China flights jam Hong Kong airport
The chairman of Hong Kong's airport authority, Victor Fung, calls it "the traffic jam in the air".
Hong Kong: The chairman of Hong Kong's airport authority, Victor Fung, calls it "the traffic jam in the air".
China-bound flights emanating from the territory are restricted to a single cross-border route, with no alternative paths available in the event of bad weather and with strict spacing enforced between aircraft. The congestion at airports as far away as Shanghai or Beijing frequently ripples back through the system, stranding passengers in Hong Kong.
Hong Kong's high-altitude dilemma, which is raising increasing concern in the territory, is a reminder that the "one country, two systems" formula that guarantees its autonomy is also a recipe for countless sources of friction with powerful institutions in China. In this case, Hong Kong's complaint ultimately lies with the People's Liberation Army, which jealously guards the country's airspace and limits civilian aircraft to narrow paths through it.
"There's a larger policy issue within China over who has control of the airspace," Fung said last month at a year-end media briefing.

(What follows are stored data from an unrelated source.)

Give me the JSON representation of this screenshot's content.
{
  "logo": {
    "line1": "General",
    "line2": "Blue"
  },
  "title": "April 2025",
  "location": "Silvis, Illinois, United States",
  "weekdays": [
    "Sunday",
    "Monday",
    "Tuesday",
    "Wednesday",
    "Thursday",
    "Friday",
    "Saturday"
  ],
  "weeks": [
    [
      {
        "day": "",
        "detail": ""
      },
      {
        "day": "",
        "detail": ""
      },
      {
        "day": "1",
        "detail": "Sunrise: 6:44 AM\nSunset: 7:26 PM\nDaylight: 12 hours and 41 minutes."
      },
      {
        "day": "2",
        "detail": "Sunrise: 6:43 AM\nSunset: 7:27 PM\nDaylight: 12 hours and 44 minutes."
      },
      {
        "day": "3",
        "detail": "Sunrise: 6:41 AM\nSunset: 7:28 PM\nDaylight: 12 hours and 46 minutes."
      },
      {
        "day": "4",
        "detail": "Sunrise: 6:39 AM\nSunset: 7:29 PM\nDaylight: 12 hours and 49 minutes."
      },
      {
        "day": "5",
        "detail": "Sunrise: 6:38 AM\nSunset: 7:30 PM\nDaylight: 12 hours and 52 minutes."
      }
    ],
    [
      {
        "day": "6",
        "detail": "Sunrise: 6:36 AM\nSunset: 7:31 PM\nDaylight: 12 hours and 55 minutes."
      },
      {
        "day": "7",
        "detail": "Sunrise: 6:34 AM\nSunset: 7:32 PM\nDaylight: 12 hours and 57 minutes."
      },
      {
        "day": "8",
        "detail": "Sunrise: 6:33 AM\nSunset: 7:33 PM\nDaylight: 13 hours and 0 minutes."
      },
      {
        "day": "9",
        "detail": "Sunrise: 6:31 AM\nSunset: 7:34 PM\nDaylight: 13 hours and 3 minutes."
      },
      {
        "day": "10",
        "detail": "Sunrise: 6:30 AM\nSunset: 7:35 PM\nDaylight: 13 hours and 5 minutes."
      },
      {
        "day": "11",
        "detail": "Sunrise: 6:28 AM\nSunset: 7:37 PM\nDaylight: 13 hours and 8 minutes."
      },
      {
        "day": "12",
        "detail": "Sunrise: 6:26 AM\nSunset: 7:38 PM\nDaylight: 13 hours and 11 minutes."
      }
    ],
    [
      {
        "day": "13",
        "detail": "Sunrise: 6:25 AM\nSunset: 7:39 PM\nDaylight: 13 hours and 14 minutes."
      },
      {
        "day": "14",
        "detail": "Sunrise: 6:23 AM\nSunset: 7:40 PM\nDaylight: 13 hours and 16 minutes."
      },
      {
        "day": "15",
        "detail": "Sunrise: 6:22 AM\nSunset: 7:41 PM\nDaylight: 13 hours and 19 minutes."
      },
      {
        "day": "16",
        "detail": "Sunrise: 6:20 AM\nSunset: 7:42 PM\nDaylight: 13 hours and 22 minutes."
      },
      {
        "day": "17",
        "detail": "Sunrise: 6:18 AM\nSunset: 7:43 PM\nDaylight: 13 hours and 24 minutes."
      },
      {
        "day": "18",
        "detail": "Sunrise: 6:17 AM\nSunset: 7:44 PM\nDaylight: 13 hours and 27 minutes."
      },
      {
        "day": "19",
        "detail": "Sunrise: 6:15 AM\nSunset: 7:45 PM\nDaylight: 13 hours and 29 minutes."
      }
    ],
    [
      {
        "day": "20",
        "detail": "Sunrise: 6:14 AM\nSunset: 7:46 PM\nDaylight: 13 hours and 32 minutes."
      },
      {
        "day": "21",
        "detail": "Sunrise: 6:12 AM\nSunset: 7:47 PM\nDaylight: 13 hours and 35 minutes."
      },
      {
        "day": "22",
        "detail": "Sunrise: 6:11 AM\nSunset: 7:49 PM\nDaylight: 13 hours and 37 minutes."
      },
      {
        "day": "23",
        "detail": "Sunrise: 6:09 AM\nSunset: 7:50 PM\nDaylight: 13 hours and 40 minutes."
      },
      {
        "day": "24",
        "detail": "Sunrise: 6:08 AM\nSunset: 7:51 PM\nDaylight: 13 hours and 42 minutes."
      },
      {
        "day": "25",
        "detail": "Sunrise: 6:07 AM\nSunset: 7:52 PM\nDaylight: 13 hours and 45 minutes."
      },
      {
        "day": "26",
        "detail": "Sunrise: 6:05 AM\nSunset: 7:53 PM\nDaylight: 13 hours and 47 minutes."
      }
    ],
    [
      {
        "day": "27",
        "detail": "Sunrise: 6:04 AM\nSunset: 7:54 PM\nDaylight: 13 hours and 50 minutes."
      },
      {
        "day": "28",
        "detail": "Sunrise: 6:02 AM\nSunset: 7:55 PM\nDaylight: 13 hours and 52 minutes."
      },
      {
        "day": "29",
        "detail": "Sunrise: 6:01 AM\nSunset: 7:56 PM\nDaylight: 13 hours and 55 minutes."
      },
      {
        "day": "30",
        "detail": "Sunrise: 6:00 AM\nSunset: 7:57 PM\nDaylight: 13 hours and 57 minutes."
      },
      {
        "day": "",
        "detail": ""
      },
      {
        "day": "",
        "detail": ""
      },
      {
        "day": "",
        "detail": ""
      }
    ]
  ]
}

In his recent presentation, the chief executive of Hong Kong's largest airline, Cathay Pacific, referred to the growing congestion at Hong Kong International Airport as a "serious" issue whose resolution is "primarily a question of determination and [is] not a technical problem". "The current situation is choking growth rates - immediate action is required," Philip Chen said.
Dragonair, the Hong Kong-based regional airline controlled by Cathay, serves more China destinations than any other overseas airline, and is therefore most affected by inflexible management of China's airspace. During peak summer travel months, 20-25 per cent of Dragonair's flights are delayed by more than 30 minutes.
It is not just passenger convenience that is at stake. HKIA is one of the world's busiest airports, moving 40.7 million passengers in 2005. That is about the same number as passed through both Beijing and Shanghai, but Hong Kong's real worry is growing competition from nearby Guangzhou and Shenzhen, which handled another 23.6 million and 16.3 million people respectively.
One mooted solution for Hong Kong - the construction of a third runway - is dismissed by many industry executives. They argue that such a costly project, which would also require another major landfill at HKIA, is pointless if cross-border air traffic and airspace issues are not ironed out first.
HKIA currently handles only 54 aircraft movements an hour, compared with a design capacity of 80-85, which would be more in line with that managed by the airport's international peers.
Hong Kong's conservative civil aviation department, which enforces a 20 per cent greater separation between aircraft than London does, reckons it can tweak capacity to 56 movements per hour within two years.